Reputation: 436
I have to write code for checking if an arithmetic expression is valid or not , in lex. I am aware that I could do this very easily using yacc but doing only in lex is not so easy.
I have written the code below, which for some reason doesn't work. Besides this, i also don't get how to handle binary operators .
My wrong code:
%{
#include <stdio.h>
/* Will be using stack to check the validity of arithetic expressions */
char stack[100];
int top = 0;
int validity =0;S
%}
operand [a-zA-Z0-9_]+
%%
/* Will consider unary operators (++,--), binary operators(+,-,*,/,^), braces((,)) and assignment operators (=,+=,-=,*=,^=) */
"(" { stack[top++]='(';}
")" { if(stack[top]!=')') yerror(); else top--;}
[+|"-"|*|/|^|%] { if(stack[top]!='$') yerror(); else stack[top]=='&';}
"++" { if(stack[top]!='$') yerror(); else top--;}
[+"-"*^%]?= { if(top) yerror();}
operand { if(stack[top]=='&') top--; else stack[top++]='$';}
%%
int yerror()
{
printf("Invalid Arithmetic Expression\n");
}
Upvotes: 1
Views: 1953
Reputation: 241901
First, learn how to write regular expressions in Flex. (Patterns, Flex manual).
Inside a character class ([
…]
), neither quotes nor stars nor vertical bars are special.

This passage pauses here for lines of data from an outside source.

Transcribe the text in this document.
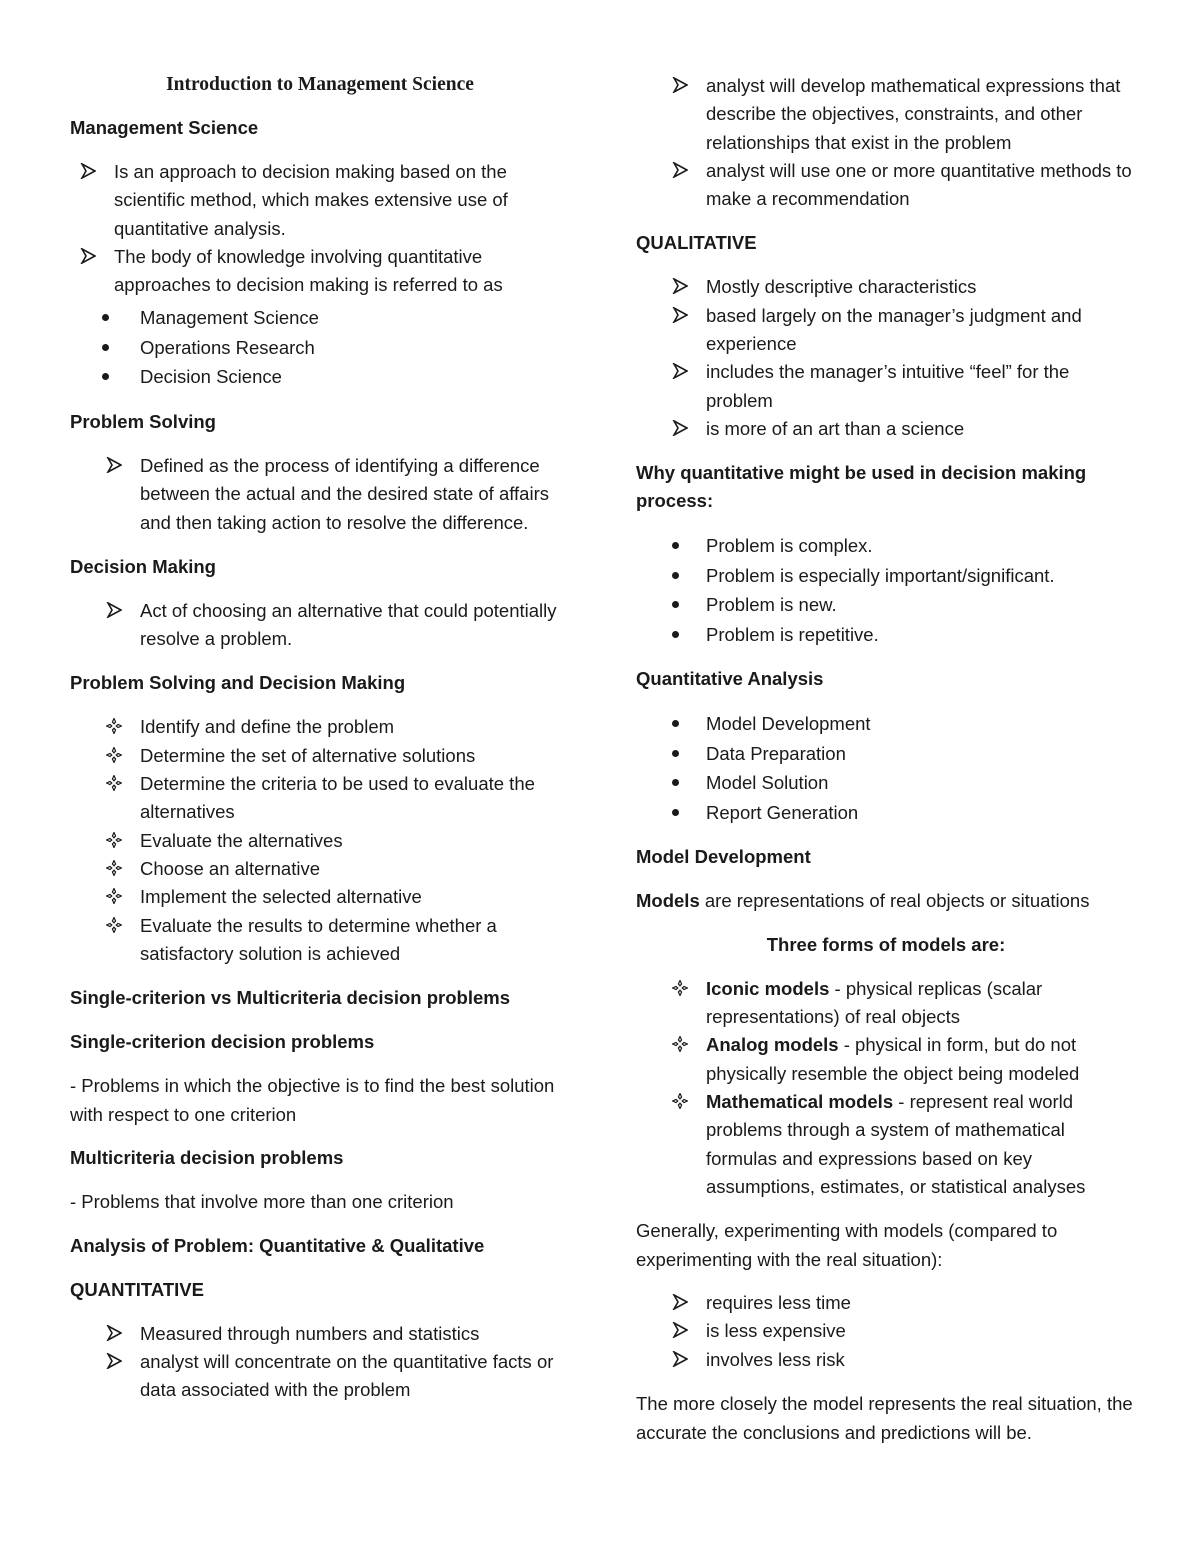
Introduction to Management Science
Management Science
Is an approach to decision making based on the scientific method, which makes extensive use of quantitative analysis.
The body of knowledge involving quantitative approaches to decision making is referred to as
Management Science
Operations Research
Decision Science
Problem Solving
Defined as the process of identifying a difference between the actual and the desired state of affairs and then taking action to resolve the difference.
Decision Making
Act of choosing an alternative that could potentially resolve a problem.
Problem Solving and Decision Making
Identify and define the problem
Determine the set of alternative solutions
Determine the criteria to be used to evaluate the alternatives
Evaluate the alternatives
Choose an alternative
Implement the selected alternative
Evaluate the results to determine whether a satisfactory solution is achieved
Single-criterion vs Multicriteria decision problems
Single-criterion decision problems
- Problems in which the objective is to find the best solution with respect to one criterion
Multicriteria decision problems
- Problems that involve more than one criterion
Analysis of Problem: Quantitative & Qualitative
QUANTITATIVE
Measured through numbers and statistics
analyst will concentrate on the quantitative facts or data associated with the problem
analyst will develop mathematical expressions that describe the objectives, constraints, and other relationships that exist in the problem
analyst will use one or more quantitative methods to make a recommendation
QUALITATIVE
Mostly descriptive characteristics
based largely on the manager’s judgment and experience
includes the manager’s intuitive “feel” for the problem
is more of an art than a science
Why quantitative might be used in decision making process:
Problem is complex.
Problem is especially important/significant.
Problem is new.
Problem is repetitive.
Quantitative Analysis
Model Development
Data Preparation
Model Solution
Report Generation
Model Development
Models are representations of real objects or situations
Three forms of models are:
Iconic models - physical replicas (scalar representations) of real objects
Analog models - physical in form, but do not physically resemble the object being modeled
Mathematical models - represent real world problems through a system of mathematical formulas and expressions based on key assumptions, estimates, or statistical analyses
Generally, experimenting with models (compared to experimenting with the real situation):
requires less time
is less expensive
involves less risk
The more closely the model represents the real situation, the accurate the conclusions and predictions will be.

To include a - or a ], you can escape them with a \ or put them at the beginning of the list, or in the case of - at the end.
So in:
[+|"-"|*|/|^|%]
The | is just another character in the list, and including it five times doesn't change anything. "-"
is a character range consisting only of the character ", although I suppose the intention was to include a -. Probably you wanted [-+*/^%]
or [+\-*/^%]
.
There is no way that the flex scanner can guess that a + (for example) is a unary operator instead of a binary operator, and putting it twice in the list of rules won't do anything; the first rule will always take effect.
Finally, if you use definitions (like operand
) in your patterns, you have to enclose them in braces: {operand}
; otherwise, flex will interpret it as a simple keyword.
And a hint for the assignment itself: A valid unparenthesized arithmetic expression can be simplified into the regular expression:
term {prefix-operator}*{operand}{postfix-operator}*
expr {term}({infix-operator}{term})*
But you can't use that directly because (a) it doesn't deal with parentheses, (b) you probably need to allow whitespace, and (c) it doesn't correctly reject a+++++b
because C insists on the "maximal munch" rule for lexical scans, so that is not the same as the correct expression a++ + ++b
.
You can, however, translate the above regular expression into a very simple two-state state machine.
Upvotes: 1